The solution combines the silicon Qualcomm developed for its small cell FSM 5G RAN platform with a beefier, macro-grade antenna module. The antenna module sports 256 elements and delivers up to 60 decibel-milliwatts (dBm) of peak Equivalent, Isotropically Radiated Power (EIRP) and up to 1 GHz of spectrum, Qualcomm said. 

“mmWave is the new kid in town from a 5G perspective,” said Qualcomm’s Gerardo Giaretta, VP of product management, in a briefing with press and analysts. 

“We are taking the baseband chipset of our small cell portfolio…and that is the baseband part. And the baseband part really drives the number of users that you can connect. Then we are developing brand new antenna modules which are really macro-grade antenna modules,” he said.

The company hopes the combination of power efficiency, size and cost will appeal to mobile operators looking at other macro solutions. Qualcomm expects to deliver samples to customers in the first calendar quarter of 2023, with widespread availability expected in the second half of the year.

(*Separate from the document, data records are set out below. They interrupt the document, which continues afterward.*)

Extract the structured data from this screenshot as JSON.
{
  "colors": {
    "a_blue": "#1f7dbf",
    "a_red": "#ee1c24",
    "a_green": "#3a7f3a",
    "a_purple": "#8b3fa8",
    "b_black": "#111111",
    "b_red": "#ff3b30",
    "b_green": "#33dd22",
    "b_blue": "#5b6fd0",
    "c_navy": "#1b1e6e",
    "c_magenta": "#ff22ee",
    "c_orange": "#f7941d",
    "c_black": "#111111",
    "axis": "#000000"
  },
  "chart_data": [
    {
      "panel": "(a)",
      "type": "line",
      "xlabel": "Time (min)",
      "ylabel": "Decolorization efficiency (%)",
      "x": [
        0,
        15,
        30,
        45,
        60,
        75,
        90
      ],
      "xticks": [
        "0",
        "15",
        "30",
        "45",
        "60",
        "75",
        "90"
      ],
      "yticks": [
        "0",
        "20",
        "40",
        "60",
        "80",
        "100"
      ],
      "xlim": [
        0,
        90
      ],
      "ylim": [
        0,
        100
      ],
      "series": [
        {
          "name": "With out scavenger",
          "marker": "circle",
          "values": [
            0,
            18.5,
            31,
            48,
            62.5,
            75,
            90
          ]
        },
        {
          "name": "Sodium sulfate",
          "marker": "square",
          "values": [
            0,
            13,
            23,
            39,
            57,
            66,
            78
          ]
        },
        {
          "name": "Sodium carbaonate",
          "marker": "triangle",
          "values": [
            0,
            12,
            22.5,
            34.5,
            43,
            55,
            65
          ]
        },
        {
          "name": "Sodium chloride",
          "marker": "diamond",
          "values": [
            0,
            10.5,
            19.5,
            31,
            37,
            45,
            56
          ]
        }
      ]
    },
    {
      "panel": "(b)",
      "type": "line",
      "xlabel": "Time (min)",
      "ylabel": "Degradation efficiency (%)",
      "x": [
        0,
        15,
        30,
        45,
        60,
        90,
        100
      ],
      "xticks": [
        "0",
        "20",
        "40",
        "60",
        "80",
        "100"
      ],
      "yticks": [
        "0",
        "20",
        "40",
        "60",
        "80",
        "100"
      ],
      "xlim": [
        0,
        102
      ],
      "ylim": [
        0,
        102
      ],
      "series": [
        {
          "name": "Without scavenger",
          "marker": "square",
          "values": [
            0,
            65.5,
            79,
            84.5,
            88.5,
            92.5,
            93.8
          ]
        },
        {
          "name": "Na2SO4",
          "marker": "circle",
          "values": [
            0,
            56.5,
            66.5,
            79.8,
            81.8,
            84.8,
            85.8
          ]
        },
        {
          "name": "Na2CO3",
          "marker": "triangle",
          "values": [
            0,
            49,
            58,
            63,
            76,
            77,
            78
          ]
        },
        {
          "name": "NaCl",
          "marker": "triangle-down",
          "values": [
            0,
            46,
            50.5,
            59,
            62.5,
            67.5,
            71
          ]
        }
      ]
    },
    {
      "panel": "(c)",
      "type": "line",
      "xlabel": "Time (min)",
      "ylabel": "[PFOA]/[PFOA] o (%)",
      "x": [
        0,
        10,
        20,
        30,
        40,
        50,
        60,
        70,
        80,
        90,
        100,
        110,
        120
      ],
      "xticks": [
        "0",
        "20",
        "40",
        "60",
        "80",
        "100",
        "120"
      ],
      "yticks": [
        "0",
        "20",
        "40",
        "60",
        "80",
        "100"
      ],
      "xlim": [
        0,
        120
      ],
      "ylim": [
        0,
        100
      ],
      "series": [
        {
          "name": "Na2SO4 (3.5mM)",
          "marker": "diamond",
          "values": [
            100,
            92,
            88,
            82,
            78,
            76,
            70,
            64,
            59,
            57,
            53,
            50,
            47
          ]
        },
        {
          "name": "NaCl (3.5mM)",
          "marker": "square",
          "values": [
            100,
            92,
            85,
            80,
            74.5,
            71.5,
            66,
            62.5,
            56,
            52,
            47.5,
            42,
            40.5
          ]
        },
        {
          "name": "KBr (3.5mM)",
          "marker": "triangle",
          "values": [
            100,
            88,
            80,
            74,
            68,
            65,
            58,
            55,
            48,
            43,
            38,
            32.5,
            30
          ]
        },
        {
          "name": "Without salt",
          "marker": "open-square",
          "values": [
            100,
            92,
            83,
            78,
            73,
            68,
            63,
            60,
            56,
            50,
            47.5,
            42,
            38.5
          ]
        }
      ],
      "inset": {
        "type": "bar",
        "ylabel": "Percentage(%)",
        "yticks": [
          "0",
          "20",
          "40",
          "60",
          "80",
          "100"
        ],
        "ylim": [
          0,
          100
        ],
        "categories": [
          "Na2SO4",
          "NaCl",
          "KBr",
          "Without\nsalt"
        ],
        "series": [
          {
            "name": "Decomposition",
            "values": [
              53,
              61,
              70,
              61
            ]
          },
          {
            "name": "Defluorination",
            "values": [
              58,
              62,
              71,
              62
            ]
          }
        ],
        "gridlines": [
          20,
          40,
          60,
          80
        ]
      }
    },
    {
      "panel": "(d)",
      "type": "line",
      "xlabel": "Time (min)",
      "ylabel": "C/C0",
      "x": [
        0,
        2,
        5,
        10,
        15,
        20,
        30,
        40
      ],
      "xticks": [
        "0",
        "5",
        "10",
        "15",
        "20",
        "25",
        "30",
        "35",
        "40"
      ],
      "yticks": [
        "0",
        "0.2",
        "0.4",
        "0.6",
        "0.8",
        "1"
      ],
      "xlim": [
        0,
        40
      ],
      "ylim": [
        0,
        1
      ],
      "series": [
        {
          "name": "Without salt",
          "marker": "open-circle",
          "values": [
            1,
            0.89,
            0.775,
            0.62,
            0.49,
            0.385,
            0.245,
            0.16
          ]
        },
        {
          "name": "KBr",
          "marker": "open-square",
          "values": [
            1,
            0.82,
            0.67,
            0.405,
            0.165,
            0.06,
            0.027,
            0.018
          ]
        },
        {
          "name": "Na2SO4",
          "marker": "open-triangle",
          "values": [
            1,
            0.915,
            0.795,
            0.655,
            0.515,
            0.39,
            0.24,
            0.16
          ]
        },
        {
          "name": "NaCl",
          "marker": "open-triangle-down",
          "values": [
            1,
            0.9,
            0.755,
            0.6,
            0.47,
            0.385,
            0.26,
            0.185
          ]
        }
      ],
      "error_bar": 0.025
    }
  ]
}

Qualcomm met Wall Street analyst consensus, but lowered guidance for its most recently reported earnings in November. Qualcomm warned of a rapid deterioration in demand and an easing of supply chain constraints across the semiconductor industry; both factors have contributed to an elevated channel inventory, the company said. Qualcomm CDMA Technologies, or QCT, remains “the growth engine of the company,” according to Qualcomm president and CEO Cristiano Amon, who also cited the company’s burgeoning automotive efforts, which grew 58% year over year. Amon said during a conference call with analysts that despite some headwinds, the company continues to progress “from a wireless communications company for the mobile industry to a connected processor company for the intelligent edge.”